Both Red and Brown Kandosols, and to a much lesser extent Yellow Kandosols, occur throughout the steep lower slopes and the alluvial/colluvial landscapes in North East Victoria. They are particularly common on steeper slopes associated with granitic and gneissic parent materials and in higher rainfall areas. The brown and yellow forms appear to be the more hydromorphic variations and generally occur in more poorer drained situations than the red forms.Photo: Red Kandosol developed on granite.

In the northern alluvial plains, Red Kandosols can occur in prior stream landscapes, often associated with channel deposits. Soil Pit Site GN23 is an example of a Red Kandosol in East Shepparton.
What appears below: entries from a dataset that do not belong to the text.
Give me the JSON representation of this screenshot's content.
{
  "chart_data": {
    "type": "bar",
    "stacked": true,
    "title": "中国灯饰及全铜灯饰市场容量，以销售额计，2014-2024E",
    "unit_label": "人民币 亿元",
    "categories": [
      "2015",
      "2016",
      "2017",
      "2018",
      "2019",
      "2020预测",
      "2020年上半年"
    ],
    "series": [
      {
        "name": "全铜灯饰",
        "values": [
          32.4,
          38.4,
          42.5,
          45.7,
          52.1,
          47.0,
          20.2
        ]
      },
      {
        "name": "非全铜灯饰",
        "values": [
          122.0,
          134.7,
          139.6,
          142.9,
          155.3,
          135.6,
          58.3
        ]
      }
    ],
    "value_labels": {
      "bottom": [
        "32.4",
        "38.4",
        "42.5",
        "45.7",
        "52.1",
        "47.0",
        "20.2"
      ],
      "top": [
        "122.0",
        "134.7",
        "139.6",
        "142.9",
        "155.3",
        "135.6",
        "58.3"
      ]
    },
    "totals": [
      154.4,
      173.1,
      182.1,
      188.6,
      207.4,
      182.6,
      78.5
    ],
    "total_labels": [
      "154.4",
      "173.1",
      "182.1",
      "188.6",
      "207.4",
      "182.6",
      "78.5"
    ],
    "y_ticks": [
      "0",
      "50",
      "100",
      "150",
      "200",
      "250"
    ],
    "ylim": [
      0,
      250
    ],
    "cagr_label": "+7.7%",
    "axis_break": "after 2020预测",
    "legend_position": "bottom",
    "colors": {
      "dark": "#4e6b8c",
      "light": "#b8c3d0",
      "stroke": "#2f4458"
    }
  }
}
In South-West Victoria, Kandosols are not common. They mainly occur on some hills south of Colac and near Port Campbell and Anglesea, as well as on some more recent floodplains. Brown Kandosols (see Soil Pit Site SW24 as an example) occur around Simpson, associated with lateritised sand and clay deposits.
SW24 profile

Management Considerations

Kandosols are generally well drained, permeable soils that are inherently low in fertility. In higher rainfall areas they are likely to be strongly acidic throughout much of the profile. A pH/aluminium test on a bulked sample taken from across the paddock would be most appropriate for determining how much lime is needed to raise soil pH.